In exchange for becoming the town of Half.com, they got free Internet access for the whole town, plus computers and company stock. The company Half.com got $300 million when it was bought up by eBay after their business skyrocketed from this weird stunt.

Half.com Town Sign


 

#2: Desigual’s Undie Party


This had the potential to be really awkward. Be one of the first 100 people to show up in your underwear at a Desigual shop and get a free outfit. The video makes it seem cool and fun, but it must have been weird walking to the storefront in your underwear. Or walking home if you were number 101. Hopefully it wasn’t too much of a public disturbance.
Desigual Undie Party Ad

#3: The Break Up


Meanwhile, in Australia, the National Australian Bank (NAB) was having a hard time convincing people that they weren’t some heartless corporate giants who only cared about profits – that they were different from other banks and were different from the banking companies that the Australian citizenry had become fed up with.

So they went weird. And big. They launched a huge campaign all about “breaking up” with the other banks, starting with posting dramatic tweets and vaguebooking about how they had to do something hard that was going to upset someone. Then they released print ads containing breakup letters, send cakes to bankers with the words “you’re dumped” written in frosting, and planted a piano player singing breakup songs outside of competing bank buildings.

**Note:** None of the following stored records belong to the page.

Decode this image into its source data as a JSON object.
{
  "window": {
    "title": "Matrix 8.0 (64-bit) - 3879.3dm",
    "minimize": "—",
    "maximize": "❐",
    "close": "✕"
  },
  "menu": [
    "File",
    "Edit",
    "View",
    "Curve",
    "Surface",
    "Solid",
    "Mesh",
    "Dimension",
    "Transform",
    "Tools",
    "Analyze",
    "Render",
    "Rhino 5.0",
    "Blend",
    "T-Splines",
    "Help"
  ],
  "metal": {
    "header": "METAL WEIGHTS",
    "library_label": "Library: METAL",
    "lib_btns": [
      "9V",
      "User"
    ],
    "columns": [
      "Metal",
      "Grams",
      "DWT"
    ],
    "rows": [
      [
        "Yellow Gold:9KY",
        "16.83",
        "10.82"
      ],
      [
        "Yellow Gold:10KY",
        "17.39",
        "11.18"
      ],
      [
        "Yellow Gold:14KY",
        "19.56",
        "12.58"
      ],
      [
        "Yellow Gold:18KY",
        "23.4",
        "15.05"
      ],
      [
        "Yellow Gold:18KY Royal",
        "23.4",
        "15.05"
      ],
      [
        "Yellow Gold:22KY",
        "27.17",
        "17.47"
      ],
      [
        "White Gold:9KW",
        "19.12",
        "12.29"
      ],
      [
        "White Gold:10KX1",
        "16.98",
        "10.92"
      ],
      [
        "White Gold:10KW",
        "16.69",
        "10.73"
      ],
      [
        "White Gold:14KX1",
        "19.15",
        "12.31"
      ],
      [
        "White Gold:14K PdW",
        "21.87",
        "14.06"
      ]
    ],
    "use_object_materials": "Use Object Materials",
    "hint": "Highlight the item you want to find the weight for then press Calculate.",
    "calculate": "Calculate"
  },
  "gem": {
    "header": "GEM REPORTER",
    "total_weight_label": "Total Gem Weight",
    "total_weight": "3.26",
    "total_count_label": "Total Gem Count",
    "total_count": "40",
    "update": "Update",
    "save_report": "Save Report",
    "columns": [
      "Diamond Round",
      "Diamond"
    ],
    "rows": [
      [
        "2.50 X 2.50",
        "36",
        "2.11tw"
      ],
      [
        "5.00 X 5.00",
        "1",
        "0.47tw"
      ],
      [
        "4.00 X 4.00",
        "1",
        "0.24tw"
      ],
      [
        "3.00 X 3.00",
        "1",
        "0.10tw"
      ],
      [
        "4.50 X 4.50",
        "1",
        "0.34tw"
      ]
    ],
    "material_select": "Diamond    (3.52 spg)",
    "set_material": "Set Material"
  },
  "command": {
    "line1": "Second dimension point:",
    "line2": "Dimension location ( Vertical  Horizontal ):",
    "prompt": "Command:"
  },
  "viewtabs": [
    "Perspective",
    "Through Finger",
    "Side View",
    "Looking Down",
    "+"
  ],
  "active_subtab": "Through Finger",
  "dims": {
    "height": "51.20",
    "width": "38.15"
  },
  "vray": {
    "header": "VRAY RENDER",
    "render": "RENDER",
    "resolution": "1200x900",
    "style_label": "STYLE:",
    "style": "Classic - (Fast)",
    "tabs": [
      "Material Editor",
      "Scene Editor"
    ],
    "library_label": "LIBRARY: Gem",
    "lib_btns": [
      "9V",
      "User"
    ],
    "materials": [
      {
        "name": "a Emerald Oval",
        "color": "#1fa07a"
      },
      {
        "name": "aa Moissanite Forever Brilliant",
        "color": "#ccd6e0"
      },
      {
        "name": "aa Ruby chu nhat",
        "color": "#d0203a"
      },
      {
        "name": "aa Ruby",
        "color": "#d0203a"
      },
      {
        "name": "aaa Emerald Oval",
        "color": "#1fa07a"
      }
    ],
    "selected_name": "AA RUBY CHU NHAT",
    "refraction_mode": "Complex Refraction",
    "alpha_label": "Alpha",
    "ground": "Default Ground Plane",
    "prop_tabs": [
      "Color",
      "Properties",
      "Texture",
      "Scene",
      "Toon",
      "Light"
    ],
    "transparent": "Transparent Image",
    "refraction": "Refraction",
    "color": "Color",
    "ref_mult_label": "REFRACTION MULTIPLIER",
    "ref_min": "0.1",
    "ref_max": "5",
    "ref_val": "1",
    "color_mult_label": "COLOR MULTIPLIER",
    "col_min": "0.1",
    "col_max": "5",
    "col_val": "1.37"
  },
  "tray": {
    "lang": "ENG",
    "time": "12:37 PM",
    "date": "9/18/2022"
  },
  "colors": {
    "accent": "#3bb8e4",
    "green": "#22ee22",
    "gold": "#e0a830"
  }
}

It was a tremendous success.

NAB Break Up Sign


#4: Is There Such a Thing as Too Honest?


Jeppson's Malort Meme
When people don’t like your product, what do you do? Do you work to improve it? Jeppson’s Marlort thought that would be too normal. Instead they embraced the fact that everyone seemed to think their liquor tasted like liquified garbage by creating ads that put themselves down.

The drink is still in production today, having found a place in certain niches – including comedians who want to torture their audiences and as a “rite of passage” for new 21-year-olds not yet used to the taste of alcohol.


 

#5: FAIL

 

When Snapple wanted to promote their new line of frozen treats, they decided to make the world’s biggest popsicle and display it in New York’s Union Square. It was 25 feet tall, it was!

You know where this is going.

Warmer than expected weather, and RIVERS OF STICKY POPSICLE SLUDGE FLOWING THROUGH THE STREETS OF NEW YORK CITY. Fail. But hilarious enough that they got great publicity from it. Frozen Snapple brand fruit pops are still selling in stores across the US.

Snapple World's Largest Popsicle

 

#6: Burger Smell in a Can

 

Perhaps in an effort to emulate the extremely successful Old Spice campaign, Burger King did this:

FLAME by BK Ad

NO NO NO NO NO NO NO NO NO NO NO NO NO NO NO NO NO NO NO NO NO

Even weirder – a store in New York actually sold the scent for a while. It was called FLAME by BK. We assume it smells terrible.
 

#7: Spacevertising

 


KFC once nabbed a spot of land in Nevada to create a KFC logo so huge, it could be seen from space. It’s 87,500 square feet and resides in Area 51. Yes, that Area 51.

KFC Giant Logo

Gregg Dedrick, former president of KFC Corp, explains: “If there are extraterrestrials in outer space, KFC wants to become their restaurant of choice.” You’re weird, Gregg Dedrick.